Led by Abraham-Aggarwal, it is a literature review of 19 studies pertaining to direct care workers and focusing on the financial outcomes (wages, compensation, benefits), employment outcomes (job satisfaction, turnover), and health-related outcomes of direct care workers and their patients.
Their findings showed that of the three studies focused on compensation, all three found that unionization was associated with higher wages and benefits. Seven studies focused on employment, finding that unionization was associated with greater job satisfaction, quality, and retention, particularly among nursing home staff and home health aides. Additionally, unionized workplaces reported better care quality and safety, including fewer injuries and better equipment provision.
The research also found that unionization's impact on patient outcomes showed mixed results, particularly among nursing home residents.
“There's an emerging and relatively robust body of literature on what unions do in health care, but they often look at higher wage workers, such as nurses and physicians,” Avgar said. “What we know less about, and that's the area that we're trying to fill in, is, what do unions do for direct care workers? And how do they help us recruit and retain a skilled, strong workforce? Our goal is to better understand what unions do, not just for doctors and nurses but also for frontline direct care workers, because we are having a tremendously difficult time getting people to join these occupations.”

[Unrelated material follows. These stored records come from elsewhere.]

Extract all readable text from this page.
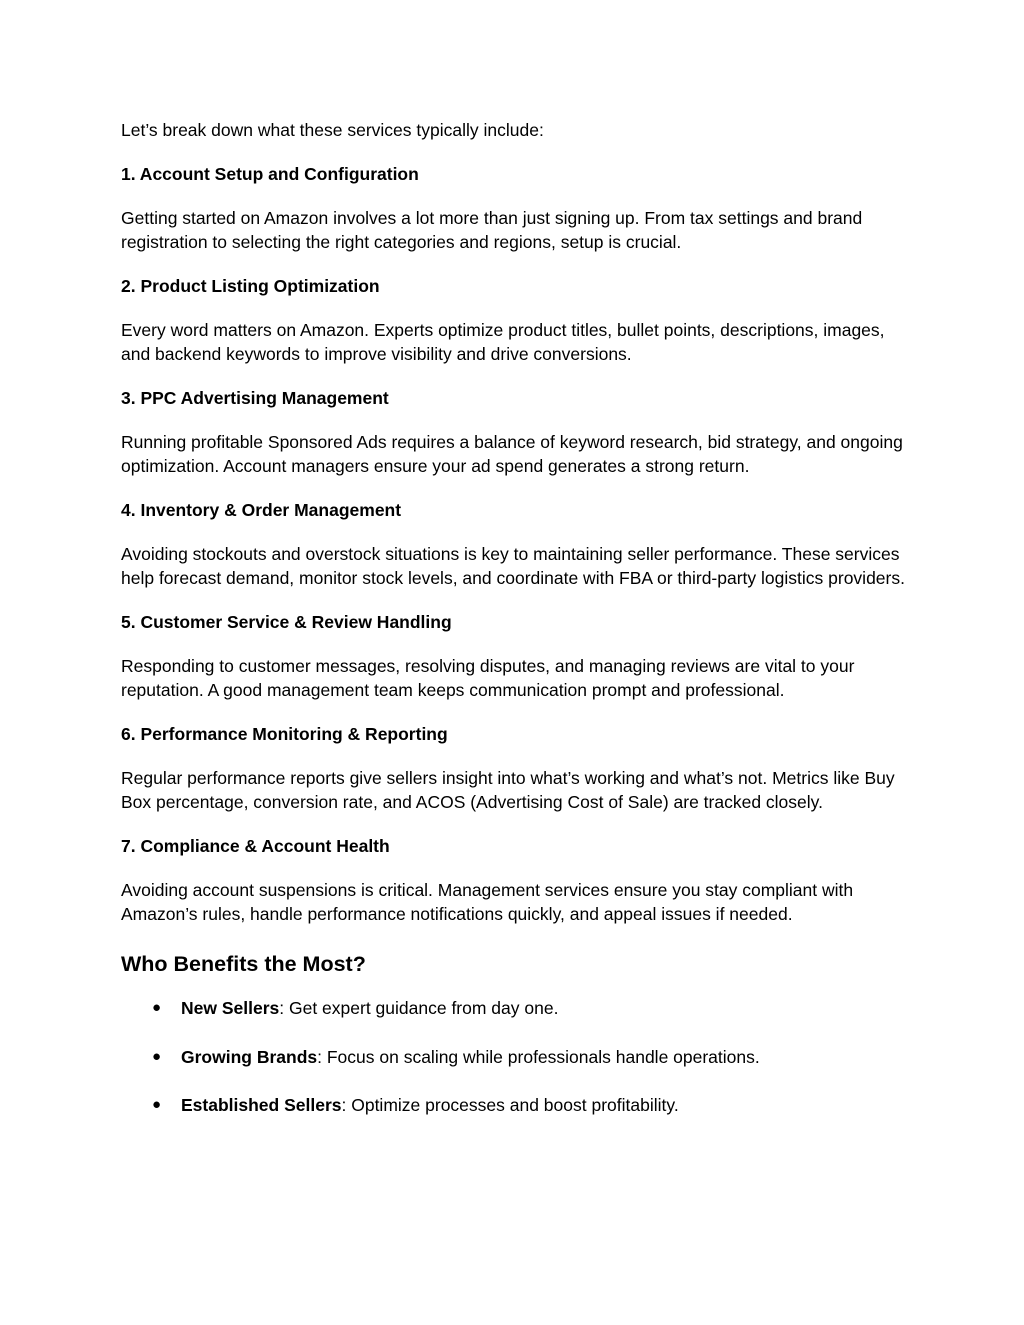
Let’s break down what these services typically include:

1. Account Setup and Configuration

Getting started on Amazon involves a lot more than just signing up. From tax settings and brand registration to selecting the right categories and regions, setup is crucial.

2. Product Listing Optimization

Every word matters on Amazon. Experts optimize product titles, bullet points, descriptions, images, and backend keywords to improve visibility and drive conversions.

3. PPC Advertising Management

Running profitable Sponsored Ads requires a balance of keyword research, bid strategy, and ongoing optimization. Account managers ensure your ad spend generates a strong return.

4. Inventory & Order Management

Avoiding stockouts and overstock situations is key to maintaining seller performance. These services help forecast demand, monitor stock levels, and coordinate with FBA or third-party logistics providers.

5. Customer Service & Review Handling

Responding to customer messages, resolving disputes, and managing reviews are vital to your reputation. A good management team keeps communication prompt and professional.

6. Performance Monitoring & Reporting

Regular performance reports give sellers insight into what’s working and what’s not. Metrics like Buy Box percentage, conversion rate, and ACOS (Advertising Cost of Sale) are tracked closely.

7. Compliance & Account Health

Avoiding account suspensions is critical. Management services ensure you stay compliant with Amazon’s rules, handle performance notifications quickly, and appeal issues if needed.

Who Benefits the Most?
● New Sellers: Get expert guidance from day one.
● Growing Brands: Focus on scaling while professionals handle operations.
● Established Sellers: Optimize processes and boost profitability.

The second paper, “What Do Unions Do for Direct Care Workers? Assessing Employment and Economic Outcomes,” was published in the Journal of the American Medical Directors Association on December 18.
Led by Jang, the researchers analyzed a sample size of 17,522 direct care workers in the United States and found that unionization among direct care workers was associated with greater take-home pay, employer-sponsored health care and pension plan benefits, and lower levels of poverty, compared to direct care workers who did not belong to a union.
The findings of these two studies show the important role that unions can play in improving working conditions, as well as curtailing the high turnover rate, ultimately contributing to stabilizing the direct care workforce amid a dramatic increase in demand for care.
“For both of these papers, the glass half full is that unions can have a positive effect on workers, and specifically on a group of workers that we desperately need,” Avgar said. “We need these jobs to be better, and unions can help us do that. That's the glass half full. However, clearly, unions can do more or can think about strategies that do more to represent these workers who are often invisible and neglected, not just by employers but by society at large.”